The British General Staff and U.S. Army Major General Lucian K. Truscott submitted ideas to General George Marshall in 1942, and in the June of 1942, the 1st Ranger Battalion was born.
The unit was commanded by Captain William Orlando Darby, an officer known for fighting at the front lines alongside his men. Army officers selected Achnacarry in Scotland for a training base and six hundred men were chosen to undergo an extremely harsh training regimen.
Bagpipes sounded the morning wakeup call and twenty-mile marches kept the troops in shape. They were required to ford streams in full kit, climb rough, jagged cliffs, endure obstacle courses with twenty-foot high barbed wire obstacles and fight hand to hand combat in preparation for fighting the Germans.
They learned stealth fighting at night and practiced with live ammunition. Of the original six hundred volunteers, five hundred graduated. Some couldn’t handle the extreme level of physical training, one soldier was killed, and quite a few were wounded.
Forty-four soldiers and six officers were the first to join the war when members of the 1st Ranger Battalion joined with Canadian and British Commandos for the Dieppe Raid on the coast of France on August 19, 1942.
Almost five thousand of the Allied participants were Canadians who were supported by the Rangers and almost one thousand British Commandos along with seventy-four Allied air squadrons and eight Allied destroyers.
Just over two thousand Canadians lived to tell the story of Dieppe, and most of them had been wounded. As this was a beach landing, some refer to the raid as a practice run for D-Day. The landing was called “Operation Rutter” and was fraught with problems from the beginning. At first, the raid was delayed by bad weather. A month later, “Operation Jubilee”, the new name for the invasion, was put into play.
Originally, the Allies were depending on the element of surprise but an unexpected run-in with a German convoy on the eastern side of the beach gave it away and many storming the beach were subjected to intense fire from the Germans.
Snipers had some luck delaying the German assault on Allied ships, but some never reached the shore to offload the Allied troops. The soldiers on the western side were successful in surprising the Germans and were able to destroy a German battery near Varengeville and return safely to England.
The main attack at the beach, however, was ill-timed, and the Germans were lying in wait when the Allies landed and attempted to breach the high seawall. Allied tanks received heavy fire and were mostly unable to move into the town of Dieppe. Most of the troops in the tanks were killed or taken prisoner.
After Dieppe, the Rangers continued on to open the way to North Africa by invading Algeria’s Port of Arzewand, fighting through the unforgiving mountain passes of North Africa and clearing the way for General Patton’s troops.

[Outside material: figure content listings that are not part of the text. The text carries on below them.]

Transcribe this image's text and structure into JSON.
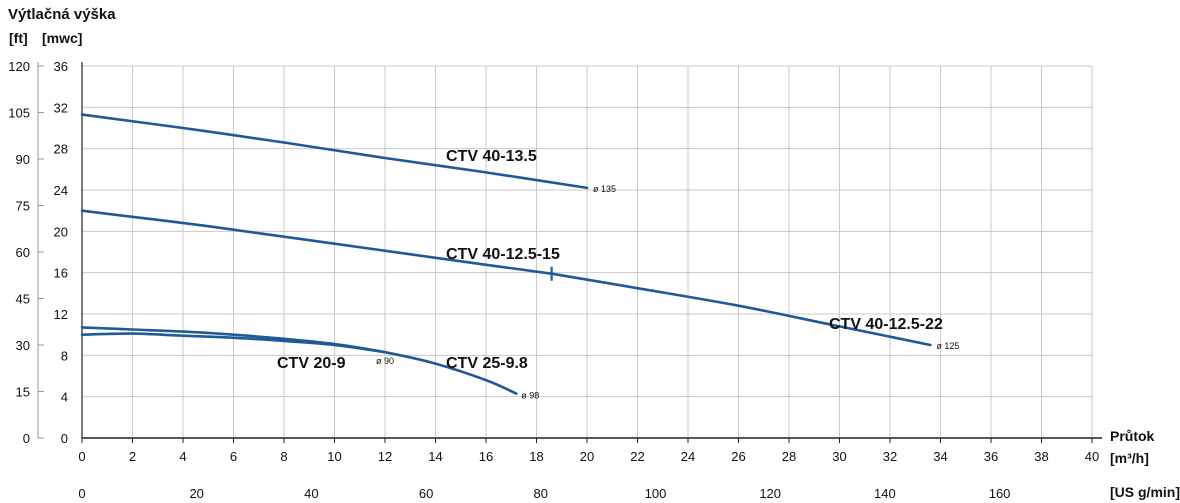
{
  "chart_data": {
    "type": "line",
    "title": "Výtlačná výška",
    "y_units_left": "[ft]",
    "y_units_right": "[mwc]",
    "x_label": "Průtok",
    "x_units": "[m³/h]",
    "x2_units": "[US g/min]",
    "xlim": [
      0,
      40
    ],
    "ylim": [
      0,
      36
    ],
    "y2lim_ft": [
      0,
      120
    ],
    "x_ticks": [
      "0",
      "2",
      "4",
      "6",
      "8",
      "10",
      "12",
      "14",
      "16",
      "18",
      "20",
      "22",
      "24",
      "26",
      "28",
      "30",
      "32",
      "34",
      "36",
      "38",
      "40"
    ],
    "x2_ticks": [
      "0",
      "20",
      "40",
      "60",
      "80",
      "100",
      "120",
      "140",
      "160"
    ],
    "y_ticks": [
      "0",
      "4",
      "8",
      "12",
      "16",
      "20",
      "24",
      "28",
      "32",
      "36"
    ],
    "y_ft_ticks": [
      "0",
      "15",
      "30",
      "45",
      "60",
      "75",
      "90",
      "105",
      "120"
    ],
    "grid": true,
    "line_color": "#1f5a96",
    "series": [
      {
        "name": "CTV 40-13.5",
        "x": [
          0,
          4,
          8,
          12,
          16,
          20
        ],
        "y": [
          31.3,
          30.0,
          28.6,
          27.1,
          25.7,
          24.2
        ],
        "end_label": "ø 135"
      },
      {
        "name": "CTV 40-12.5-15",
        "x": [
          0,
          5,
          10,
          15,
          18.6
        ],
        "y": [
          22.0,
          20.5,
          18.8,
          17.1,
          15.9
        ],
        "end_label": ""
      },
      {
        "name": "CTV 40-12.5-22",
        "x": [
          18.6,
          22,
          26,
          30,
          33.6
        ],
        "y": [
          15.9,
          14.5,
          12.8,
          10.8,
          9.0
        ],
        "end_label": "ø 125"
      },
      {
        "name": "CTV 25-9.8",
        "x": [
          0,
          2,
          4,
          6,
          8,
          10,
          12,
          14,
          16,
          17.2
        ],
        "y": [
          10.7,
          10.5,
          10.3,
          10.0,
          9.6,
          9.1,
          8.3,
          7.2,
          5.6,
          4.3
        ],
        "end_label": "ø 98"
      },
      {
        "name": "CTV 20-9",
        "x": [
          0,
          2,
          4,
          6,
          8,
          10,
          12
        ],
        "y": [
          10.0,
          10.1,
          9.9,
          9.7,
          9.4,
          9.0,
          8.3
        ],
        "end_label": "ø 90"
      }
    ]
  }
}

Additional Ranger battalions were created and continued on to fight in Korea, Vietnam, Desert Storm and Iraq. They are based at Fort Benning in Georgia in the United States and are often in the frontline fight against terrorism.
Many books have been written regarding the exploits of the Rangers. Retired Army Colonel Robert W. Black, a former Ranger and veteran of the wars in Korea and Vietnam, has written three books about the Rangers; A Ranger Born, Rangers in World War II, and Rangers in Korea.
Former Ranger James J. Altieri, a former president of the WWII Rangers Remembrance Society and a member of the U.S. Army Ranger Hall of Fame, published The Spearheaders: A Personal History of Darby’s Rangers, which documents the Rangers from the very beginning to the end of the war. The photographs of former Ranger Phil Stern, who documented their training with his camera, are found in Snapdragon: The World War II Exploits of Darby’s Ranger and Combat Photographer Phil Stern.